LeBron James’ Lakers contract may have kept him from leveraging more at the deadline

For the first time in James’ 19-year career, he doesn’t have a player option this season. James is locked in for two years at a cool $85.6 million, but he doesn’t have the flexibility to threaten free agency later in the 2022. That changes things.

“Maybe the Lakers front office feels like trading draft picks or taking on extra money isn’t going to save this team,” said NBA analyst Brian Windhorst. “Maybe they think that they owe themselves playing with a healthy roster for a little while before they break things up. And maybe, for the first time since LeBron was on a rookie contract back in the early aughts, he doesn’t have a player option in it.
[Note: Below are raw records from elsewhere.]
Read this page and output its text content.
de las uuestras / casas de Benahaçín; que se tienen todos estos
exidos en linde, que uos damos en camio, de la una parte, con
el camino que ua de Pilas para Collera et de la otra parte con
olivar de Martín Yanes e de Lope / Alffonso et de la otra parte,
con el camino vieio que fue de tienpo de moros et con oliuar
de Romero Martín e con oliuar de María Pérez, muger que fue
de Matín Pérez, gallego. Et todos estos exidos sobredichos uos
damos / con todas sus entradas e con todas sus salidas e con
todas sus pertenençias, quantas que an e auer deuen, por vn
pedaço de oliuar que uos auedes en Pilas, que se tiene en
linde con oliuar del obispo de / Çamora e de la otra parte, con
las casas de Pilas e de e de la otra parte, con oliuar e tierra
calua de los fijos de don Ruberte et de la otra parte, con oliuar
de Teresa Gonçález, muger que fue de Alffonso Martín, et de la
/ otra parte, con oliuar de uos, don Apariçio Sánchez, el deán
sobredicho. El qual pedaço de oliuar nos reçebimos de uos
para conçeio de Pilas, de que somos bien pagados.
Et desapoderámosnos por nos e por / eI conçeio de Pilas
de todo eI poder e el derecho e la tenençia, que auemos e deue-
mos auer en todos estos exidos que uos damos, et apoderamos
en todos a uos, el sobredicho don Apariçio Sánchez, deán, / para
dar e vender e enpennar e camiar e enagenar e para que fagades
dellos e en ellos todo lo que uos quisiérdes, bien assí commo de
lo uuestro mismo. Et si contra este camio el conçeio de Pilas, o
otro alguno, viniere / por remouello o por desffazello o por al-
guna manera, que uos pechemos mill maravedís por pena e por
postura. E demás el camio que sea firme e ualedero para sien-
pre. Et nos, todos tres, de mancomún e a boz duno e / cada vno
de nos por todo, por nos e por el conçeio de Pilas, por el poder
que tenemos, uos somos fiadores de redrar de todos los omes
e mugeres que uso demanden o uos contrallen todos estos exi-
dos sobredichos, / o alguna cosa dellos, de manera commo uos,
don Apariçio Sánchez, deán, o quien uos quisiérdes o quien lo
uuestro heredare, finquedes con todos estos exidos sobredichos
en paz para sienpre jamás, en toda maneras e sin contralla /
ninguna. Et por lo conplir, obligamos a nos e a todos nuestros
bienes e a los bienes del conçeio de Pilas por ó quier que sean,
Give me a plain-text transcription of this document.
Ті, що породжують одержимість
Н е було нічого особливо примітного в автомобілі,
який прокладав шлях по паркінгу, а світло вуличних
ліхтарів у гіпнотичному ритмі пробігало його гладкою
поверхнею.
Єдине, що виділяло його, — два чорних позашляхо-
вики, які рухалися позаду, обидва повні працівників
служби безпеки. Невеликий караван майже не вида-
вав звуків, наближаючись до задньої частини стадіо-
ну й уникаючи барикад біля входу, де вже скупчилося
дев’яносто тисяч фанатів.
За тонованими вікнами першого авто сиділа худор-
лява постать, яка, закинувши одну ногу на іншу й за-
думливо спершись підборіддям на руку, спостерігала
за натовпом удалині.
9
He commanded the Lakers and, unlike when he was in Cleveland when the Cavs always felt some pressure looming over their heads and felt like they had to acquiesce to him at the deadline, the Lakers didn’t feel that way.”

LeBron has long been criticized for chasing rings and bending teams at his will, but the strategy of keeping an escape hatch open has always worked for him. Without it, the Lakers acted in their best interest — which could mean saving up for a rebuild once LeBron is gone.